Zaman zaman acaba bu HDP dışlanıyor mu? Ondan mı bu hırçınlıkları derim. Ülke olarak halkın seçtiği seçilmiş kişiler bunlar. Dertlerini demokratik yoldan anlatsınlar, bunları içimizde tutalım. Tek yapmaları gereken terörle aralarına mesafe koymak diyen insanımız da çok. Hatta çoğu zaman kendilerine destek de veriliyor. Ama her ne hikmetse HDP’liler tüm bu beklenti ve desteklere kulak tıkayarak burunlarının dikine gidiyorlar. Ne çekip gidiyorlar ne siyaset bizim işimiz değil diyorlar ne terörle aralarına mesafe koyuyorlar. Her konuşmaları, her eylemleri faul. Bırakın terörle aralarına mesafe koymayı, terörün göbeğindeyiz imajı vermeye çalışıyorlar durmadan. İçlerinde fütursuz konuşan birkaç kişi olsa eh, içlerinden çıkabilir böyle birkaç kişi diyeceğim. Eş başkanları da aynı, vekilleri de aynı, belediye başkanları da aynı. Teröre destekten dolayı biri ceza alıp içeriye girse yerine geçen, öncekini aratmıyor.
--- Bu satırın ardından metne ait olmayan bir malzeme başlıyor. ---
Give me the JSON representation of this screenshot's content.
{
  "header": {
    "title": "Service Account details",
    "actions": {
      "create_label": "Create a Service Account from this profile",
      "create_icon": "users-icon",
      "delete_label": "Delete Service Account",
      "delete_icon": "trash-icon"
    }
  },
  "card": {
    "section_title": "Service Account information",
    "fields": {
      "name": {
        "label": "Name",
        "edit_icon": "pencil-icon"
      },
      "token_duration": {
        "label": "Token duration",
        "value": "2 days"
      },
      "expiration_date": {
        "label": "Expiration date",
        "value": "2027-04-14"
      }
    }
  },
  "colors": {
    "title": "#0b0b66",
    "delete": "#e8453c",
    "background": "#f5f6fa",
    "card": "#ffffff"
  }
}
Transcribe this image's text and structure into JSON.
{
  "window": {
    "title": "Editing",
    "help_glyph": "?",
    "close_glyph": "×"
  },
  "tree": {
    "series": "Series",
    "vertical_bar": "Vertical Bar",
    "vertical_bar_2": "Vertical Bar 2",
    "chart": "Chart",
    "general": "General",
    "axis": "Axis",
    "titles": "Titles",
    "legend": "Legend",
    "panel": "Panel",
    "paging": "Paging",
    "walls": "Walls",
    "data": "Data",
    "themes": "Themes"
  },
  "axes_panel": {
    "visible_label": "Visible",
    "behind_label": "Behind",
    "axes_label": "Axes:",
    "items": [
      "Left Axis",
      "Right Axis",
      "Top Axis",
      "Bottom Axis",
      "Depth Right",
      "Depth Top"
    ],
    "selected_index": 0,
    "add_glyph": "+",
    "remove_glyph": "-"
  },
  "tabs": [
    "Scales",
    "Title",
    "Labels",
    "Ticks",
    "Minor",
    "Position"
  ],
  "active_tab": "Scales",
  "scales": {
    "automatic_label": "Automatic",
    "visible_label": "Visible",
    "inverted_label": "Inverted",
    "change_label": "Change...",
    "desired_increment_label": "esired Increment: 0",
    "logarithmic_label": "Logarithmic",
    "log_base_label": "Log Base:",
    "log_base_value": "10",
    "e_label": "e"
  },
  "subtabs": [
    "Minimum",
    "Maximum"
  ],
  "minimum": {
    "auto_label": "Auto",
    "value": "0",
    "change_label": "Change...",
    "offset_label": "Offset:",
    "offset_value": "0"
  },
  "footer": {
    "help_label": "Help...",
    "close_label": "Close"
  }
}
HDP yöneticilerinin işleri güçleri bu milletin sinir uçlarına basmak, cami duvarına işemek, hassasiyet ve kırmızıçizgilerinin üstüne üstüne gitmek. Partilerinin açılımı da “Halkların Demokrasi Partisi.” Merak ediyorum siyaset adına yaptıklarında halk nerede, demokrasi nerede? Bu milletin sinir uçlarına basa basa nereye kadar siyaset yapacaklar bilmiyorum. Geçmiş musibetlerden tecrübe ve ibret alacakları da yok. Varsa yoksa kan ve gözyaşı.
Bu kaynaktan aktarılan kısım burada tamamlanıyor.